Va infine ricordato che dopo 11 settembre 2001 nelle priorità indicate dall’Amministrazione statunitense per la sicurezza nazionale, il contrasto alla droga è sceso di molte posizioni, scavalcato dal terrorismo, ma anche dalla corruzione pubblica. A queste indicazioni devono attenersi anche le agenzie federali come la Dea e l’Fbi, oltre naturalmente i servizi segreti, che in Italia incentrano la loro attenzione in particolare sul radicalismo islamico. Tant’è che oggi i principali interlocutori dei “federali” statunitensi sono soprattutto le strutture antiterrorismo delle diverse forze di polizia italiane.

La Dea nasce nasce ufficialmente il 1 luglio del 1973, dalla fusione tra il Bureau of narcotics and dangerous drugs (Bndd) e l’Office of drug abuse law enforcement (Odale), in un progetto di riorganizzazione voluto dall’allora presidente Richard Nixon per contrastare nel modo piú efficace la diffusione degli stupefacenti. Oggi l’agenzia impiega circa 11mila persone (di cui 5mila sono agenti speciali) e conta su circa 240 uffici negli Usa a cui si aggiungono le 86 sedi sparse in altri 62 Paesi.

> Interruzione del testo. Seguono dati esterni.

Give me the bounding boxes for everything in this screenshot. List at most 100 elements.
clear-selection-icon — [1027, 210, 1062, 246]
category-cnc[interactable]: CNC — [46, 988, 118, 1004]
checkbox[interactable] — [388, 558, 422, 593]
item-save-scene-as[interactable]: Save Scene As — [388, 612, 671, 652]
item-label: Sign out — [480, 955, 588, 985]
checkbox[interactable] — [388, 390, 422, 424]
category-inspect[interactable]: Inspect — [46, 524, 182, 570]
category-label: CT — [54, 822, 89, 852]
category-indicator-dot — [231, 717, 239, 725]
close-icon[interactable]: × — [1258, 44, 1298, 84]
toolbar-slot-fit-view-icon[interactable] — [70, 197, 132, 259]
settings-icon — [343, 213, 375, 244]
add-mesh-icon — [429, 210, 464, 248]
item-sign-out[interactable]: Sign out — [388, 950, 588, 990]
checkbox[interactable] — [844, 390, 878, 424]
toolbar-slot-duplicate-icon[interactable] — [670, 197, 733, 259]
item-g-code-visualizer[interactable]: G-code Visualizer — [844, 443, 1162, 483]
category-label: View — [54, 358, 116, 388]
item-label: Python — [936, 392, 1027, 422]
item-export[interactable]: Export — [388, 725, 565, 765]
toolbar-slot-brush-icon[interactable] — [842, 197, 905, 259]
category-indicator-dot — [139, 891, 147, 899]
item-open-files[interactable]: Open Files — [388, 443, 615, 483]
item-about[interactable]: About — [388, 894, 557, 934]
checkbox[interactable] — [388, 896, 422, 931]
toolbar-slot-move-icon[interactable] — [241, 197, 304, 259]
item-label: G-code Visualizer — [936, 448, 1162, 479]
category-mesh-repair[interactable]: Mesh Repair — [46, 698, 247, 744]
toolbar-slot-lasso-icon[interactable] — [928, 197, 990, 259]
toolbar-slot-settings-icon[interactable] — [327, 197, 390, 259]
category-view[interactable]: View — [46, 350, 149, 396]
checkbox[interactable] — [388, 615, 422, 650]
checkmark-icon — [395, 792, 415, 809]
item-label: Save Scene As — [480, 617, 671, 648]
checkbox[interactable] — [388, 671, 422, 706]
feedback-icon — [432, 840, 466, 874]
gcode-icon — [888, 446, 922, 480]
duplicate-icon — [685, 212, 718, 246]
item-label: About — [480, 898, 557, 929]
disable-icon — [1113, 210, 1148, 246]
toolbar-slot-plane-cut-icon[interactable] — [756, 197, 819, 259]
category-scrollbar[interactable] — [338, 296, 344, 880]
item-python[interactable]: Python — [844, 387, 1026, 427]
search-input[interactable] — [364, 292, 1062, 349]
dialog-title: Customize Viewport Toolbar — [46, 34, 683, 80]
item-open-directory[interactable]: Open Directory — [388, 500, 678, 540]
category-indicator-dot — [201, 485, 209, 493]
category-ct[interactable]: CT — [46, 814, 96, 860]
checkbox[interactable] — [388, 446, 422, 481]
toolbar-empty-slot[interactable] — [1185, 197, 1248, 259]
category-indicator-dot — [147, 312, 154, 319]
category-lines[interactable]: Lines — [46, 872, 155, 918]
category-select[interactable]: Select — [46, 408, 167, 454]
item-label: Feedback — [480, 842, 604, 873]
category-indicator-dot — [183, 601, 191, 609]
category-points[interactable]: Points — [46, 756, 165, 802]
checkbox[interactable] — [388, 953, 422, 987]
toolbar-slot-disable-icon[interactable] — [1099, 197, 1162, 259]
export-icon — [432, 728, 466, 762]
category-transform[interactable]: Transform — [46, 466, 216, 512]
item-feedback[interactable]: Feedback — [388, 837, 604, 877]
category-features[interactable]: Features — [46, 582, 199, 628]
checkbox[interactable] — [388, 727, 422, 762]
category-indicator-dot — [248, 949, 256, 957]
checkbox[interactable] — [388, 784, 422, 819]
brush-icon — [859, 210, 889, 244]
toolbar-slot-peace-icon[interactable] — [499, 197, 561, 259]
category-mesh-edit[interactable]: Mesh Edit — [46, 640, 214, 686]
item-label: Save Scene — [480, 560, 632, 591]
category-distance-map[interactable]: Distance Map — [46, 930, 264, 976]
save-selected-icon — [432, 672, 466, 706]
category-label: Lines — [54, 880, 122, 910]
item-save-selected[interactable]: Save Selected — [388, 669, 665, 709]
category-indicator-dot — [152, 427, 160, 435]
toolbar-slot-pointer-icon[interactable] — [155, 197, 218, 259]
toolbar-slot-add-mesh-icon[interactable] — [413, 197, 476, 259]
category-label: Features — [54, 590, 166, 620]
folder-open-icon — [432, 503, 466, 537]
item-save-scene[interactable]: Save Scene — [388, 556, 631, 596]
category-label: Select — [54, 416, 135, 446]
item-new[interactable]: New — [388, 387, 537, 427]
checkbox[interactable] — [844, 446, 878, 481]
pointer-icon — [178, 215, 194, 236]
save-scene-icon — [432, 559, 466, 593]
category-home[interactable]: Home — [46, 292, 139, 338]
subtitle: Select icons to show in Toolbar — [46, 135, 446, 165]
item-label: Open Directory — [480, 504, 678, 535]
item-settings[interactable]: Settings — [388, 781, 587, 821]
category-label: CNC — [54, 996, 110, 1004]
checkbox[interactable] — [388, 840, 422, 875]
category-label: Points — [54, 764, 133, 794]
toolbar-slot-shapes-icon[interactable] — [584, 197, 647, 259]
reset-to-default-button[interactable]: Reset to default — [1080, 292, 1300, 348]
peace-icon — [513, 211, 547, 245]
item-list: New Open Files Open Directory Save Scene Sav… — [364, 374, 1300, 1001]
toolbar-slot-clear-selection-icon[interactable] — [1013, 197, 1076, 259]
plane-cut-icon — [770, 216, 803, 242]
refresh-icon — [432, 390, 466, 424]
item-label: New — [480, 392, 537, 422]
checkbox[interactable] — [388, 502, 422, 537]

Il budget a disposizione dell’Agenzia si aggira intorno ai 2,5 miliardi di dollari. Il quartier generale è ad Arlington, in Virginia, mentre la sua accademia si trova nella base del Corpo dei Marine di Quantico, sempre in Virgina, insieme a quella dell’Fbi, con la quale divide la giurisdizione sulla lotta antidroga. Il capo della Dea risponde al ministro della Giustizia e viene nominato su proposta diretta del Presidente Usa e confermato dal Senato. Dal 2007 il responsabile dell’Agenzia è una donna, la “special agent” Michele Leonhart.